There have been funny Richards before, of course - it's a great comic role - but Troughton comines broad, often very broad, comedy with a touching vulnerablity. It seems psychologically plausible to me that a deformed and unloved child shoudl play the fool to mask his feelings of hurt. And Troughton is particularly good at portraying Richard's anguished relationship with the mother who has always despised him.

 When she discovers him sizing up the throne after the death of Edward, he starts like a schoolboy caught smoking. When he has won the crown, he puts his head expectantly in her lap, waiting for the praise he has been denied for so long. Instead she curses him, and his face becomes a silent scream of agony.

 The trouble, of course, is that this is only half the story. Troughton's Richard provokes laughter and pity, but he hardly ever frightens. There is no sense of corrosive evil, even as he commits the most appalling atrocities. The only moment when we realise we are in the presence of a psychopath is when he turns furiously on Hastings and pummels a bag of strawberries into pulp. Even the wooing scene with Lady Anne lacks the required sense of perverse sexuality.

 Troughton is excellent, however, in the final act, when laughter gives way to exhausted futility. Here is a man who has rendered life meaningless by his crimes: he gives up without a fight, wanly reprising broken lines from earlier in the play (and even Henry VI) as he is haunted by the ghosts of those he has butchered.
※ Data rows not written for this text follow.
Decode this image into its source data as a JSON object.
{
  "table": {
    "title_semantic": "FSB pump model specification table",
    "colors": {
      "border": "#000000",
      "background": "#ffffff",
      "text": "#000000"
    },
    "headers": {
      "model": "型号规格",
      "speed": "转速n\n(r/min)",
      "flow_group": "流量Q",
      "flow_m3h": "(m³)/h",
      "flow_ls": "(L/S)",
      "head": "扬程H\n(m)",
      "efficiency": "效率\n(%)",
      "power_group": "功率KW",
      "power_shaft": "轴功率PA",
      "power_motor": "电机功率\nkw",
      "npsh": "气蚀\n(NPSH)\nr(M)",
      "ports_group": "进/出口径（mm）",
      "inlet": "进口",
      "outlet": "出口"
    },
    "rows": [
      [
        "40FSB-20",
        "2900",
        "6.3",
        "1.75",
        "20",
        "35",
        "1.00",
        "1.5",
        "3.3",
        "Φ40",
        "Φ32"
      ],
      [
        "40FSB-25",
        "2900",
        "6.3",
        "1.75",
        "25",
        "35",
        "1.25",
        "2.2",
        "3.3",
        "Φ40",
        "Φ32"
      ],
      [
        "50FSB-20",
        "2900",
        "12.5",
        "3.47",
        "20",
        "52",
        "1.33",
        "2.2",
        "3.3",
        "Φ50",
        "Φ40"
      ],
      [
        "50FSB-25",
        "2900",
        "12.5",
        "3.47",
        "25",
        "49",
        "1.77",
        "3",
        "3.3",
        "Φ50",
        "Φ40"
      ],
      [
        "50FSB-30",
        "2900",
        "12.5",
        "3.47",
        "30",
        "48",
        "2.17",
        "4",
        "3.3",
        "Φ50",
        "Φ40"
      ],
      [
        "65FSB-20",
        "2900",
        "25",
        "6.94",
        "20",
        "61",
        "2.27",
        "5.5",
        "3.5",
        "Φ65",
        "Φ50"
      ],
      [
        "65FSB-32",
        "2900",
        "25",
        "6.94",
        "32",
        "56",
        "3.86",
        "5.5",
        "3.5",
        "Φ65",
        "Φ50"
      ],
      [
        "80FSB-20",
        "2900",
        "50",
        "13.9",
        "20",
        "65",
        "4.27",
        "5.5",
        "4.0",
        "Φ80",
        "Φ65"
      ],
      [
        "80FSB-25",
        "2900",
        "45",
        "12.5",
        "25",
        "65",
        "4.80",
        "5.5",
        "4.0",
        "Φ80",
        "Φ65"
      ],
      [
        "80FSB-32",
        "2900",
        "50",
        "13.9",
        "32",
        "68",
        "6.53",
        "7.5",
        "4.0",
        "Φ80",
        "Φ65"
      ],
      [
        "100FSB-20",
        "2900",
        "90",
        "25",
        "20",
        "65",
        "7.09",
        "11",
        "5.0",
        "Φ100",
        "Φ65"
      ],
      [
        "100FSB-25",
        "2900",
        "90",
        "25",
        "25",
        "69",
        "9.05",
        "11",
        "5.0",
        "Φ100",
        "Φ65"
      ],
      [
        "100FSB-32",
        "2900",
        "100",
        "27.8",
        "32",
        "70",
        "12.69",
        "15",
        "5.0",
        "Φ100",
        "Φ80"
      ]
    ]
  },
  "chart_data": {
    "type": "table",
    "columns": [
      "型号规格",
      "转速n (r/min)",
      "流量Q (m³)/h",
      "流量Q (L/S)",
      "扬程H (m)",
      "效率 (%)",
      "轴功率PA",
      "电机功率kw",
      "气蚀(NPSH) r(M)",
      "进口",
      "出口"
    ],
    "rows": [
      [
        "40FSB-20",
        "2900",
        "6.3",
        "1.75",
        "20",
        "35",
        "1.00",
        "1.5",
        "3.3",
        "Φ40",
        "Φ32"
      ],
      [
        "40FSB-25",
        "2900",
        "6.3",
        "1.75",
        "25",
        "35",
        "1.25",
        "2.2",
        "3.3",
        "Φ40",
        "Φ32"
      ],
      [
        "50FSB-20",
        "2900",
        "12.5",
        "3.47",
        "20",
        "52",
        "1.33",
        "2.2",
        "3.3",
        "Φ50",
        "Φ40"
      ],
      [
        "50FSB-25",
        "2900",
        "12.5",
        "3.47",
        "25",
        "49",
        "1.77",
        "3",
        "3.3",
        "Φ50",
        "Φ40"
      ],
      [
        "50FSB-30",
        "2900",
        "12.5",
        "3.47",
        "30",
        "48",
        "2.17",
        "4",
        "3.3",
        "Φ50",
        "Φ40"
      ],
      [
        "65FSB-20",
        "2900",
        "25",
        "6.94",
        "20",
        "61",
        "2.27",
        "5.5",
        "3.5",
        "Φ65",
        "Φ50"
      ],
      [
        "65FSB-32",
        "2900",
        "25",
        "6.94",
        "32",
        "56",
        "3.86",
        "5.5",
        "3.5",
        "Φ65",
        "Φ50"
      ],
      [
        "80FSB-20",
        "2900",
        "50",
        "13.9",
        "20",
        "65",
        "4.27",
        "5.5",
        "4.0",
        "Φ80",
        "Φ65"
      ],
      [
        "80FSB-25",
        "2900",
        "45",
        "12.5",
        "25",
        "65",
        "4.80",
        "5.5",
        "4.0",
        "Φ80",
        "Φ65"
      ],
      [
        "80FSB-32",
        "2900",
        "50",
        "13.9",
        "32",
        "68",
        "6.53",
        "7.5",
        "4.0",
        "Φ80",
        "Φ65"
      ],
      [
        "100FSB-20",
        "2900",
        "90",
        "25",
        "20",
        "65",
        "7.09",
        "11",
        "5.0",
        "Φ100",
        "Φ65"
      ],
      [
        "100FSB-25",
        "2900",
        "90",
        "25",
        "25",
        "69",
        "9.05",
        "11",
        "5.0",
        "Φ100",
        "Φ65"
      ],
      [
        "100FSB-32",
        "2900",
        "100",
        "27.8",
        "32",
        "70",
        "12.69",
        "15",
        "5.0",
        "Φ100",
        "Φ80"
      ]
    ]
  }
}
The usually anguished cry of "My kingdom for a horse" becomes a weary sigh at the absurdity of his situation, and when Richmon delivers his speech of victory, Troughton is still lurking in the wings, sarcastically applauding his successor.

 Director Steven Pimlott has lumbered himself with a naff design (Tobias Hoheisel), featuring a grim interior setting that trundles awkwardly to the front of the stage, and a landscape of bilious green rocks and a dead tree that look as though they've been salvaged from an earlier production of Waiting for Gogot.

But there are impressive supporting performances: most notably from John Nettles as Buckingham, the straight man to Troughton's comedian and exuding the glib fluency of a PR executive, while the grieving queens are played with a formalised, Greek chorus-like intensity by Susan Brown, Diana Coupland, Jennifer Ehle and Cherry Morris.

 The production will undoubtably be remembered, though , for Troughton's performance - original, occasionally misguided, but never less than fascinating.